October 2024 - March 2025
Wood and bio-based materials in construction offer environmental benefits throughout the building life cycle. These benefits can be harnessed to support the supply chain, enhance building appeal, and boost the territory's attractiveness.
This task focuses on developing a local supply chain using a New European Bauhaus (NEB) approach, with the aim to define a green business model able to give benefits to the wood and biobased material supply chain in terms of additional financial resources, qualification, image and sustainability.
Key valorisation tools include environmental certifications (PEFC, FSC, EMAS, ISO14001), eco-labels (ISO14067, EU Ecolabel), building certifications (Lead), voluntary carbon credits market, forest agreements, chain of custody, ecosystem services payments, circularity indicators (UNI11820), and green public procurement.

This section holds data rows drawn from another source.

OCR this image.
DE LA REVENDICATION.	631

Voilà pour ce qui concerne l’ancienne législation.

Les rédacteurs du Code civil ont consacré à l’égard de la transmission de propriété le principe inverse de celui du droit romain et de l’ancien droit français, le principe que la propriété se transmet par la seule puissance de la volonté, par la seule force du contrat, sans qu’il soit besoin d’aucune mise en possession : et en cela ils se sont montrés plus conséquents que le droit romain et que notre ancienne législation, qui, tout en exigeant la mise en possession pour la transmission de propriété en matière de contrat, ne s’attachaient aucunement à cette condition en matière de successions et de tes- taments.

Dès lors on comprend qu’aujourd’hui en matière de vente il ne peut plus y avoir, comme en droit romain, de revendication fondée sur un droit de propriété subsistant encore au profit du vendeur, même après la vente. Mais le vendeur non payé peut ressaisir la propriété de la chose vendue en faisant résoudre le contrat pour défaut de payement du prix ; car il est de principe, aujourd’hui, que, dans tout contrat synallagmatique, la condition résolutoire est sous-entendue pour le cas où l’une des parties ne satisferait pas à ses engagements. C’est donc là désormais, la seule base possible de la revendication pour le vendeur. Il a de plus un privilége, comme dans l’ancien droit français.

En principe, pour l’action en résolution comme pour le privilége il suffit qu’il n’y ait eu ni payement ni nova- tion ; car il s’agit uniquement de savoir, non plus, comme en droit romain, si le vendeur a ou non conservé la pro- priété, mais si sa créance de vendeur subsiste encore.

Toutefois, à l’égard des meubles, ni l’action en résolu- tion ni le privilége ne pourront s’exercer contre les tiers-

ART-ER partner, with the support of Focus Groups, defines a toolkit, adaptable to local wood supply chain needs, that considers various wood types, buildings, stakeholders, and territory features.
Focus Groups, involving timber companies (supported by FederlegnoArredo), forest owners, building companies, certification bodies, and more, analyse the features of each tool and their potential to exploit opportunities and answer to a local supply chain needs.
The Innovation Lab highlights the opportunities of valorisation based on sustainability items referable to the different phases of the supply chain, from the forest management to the final product.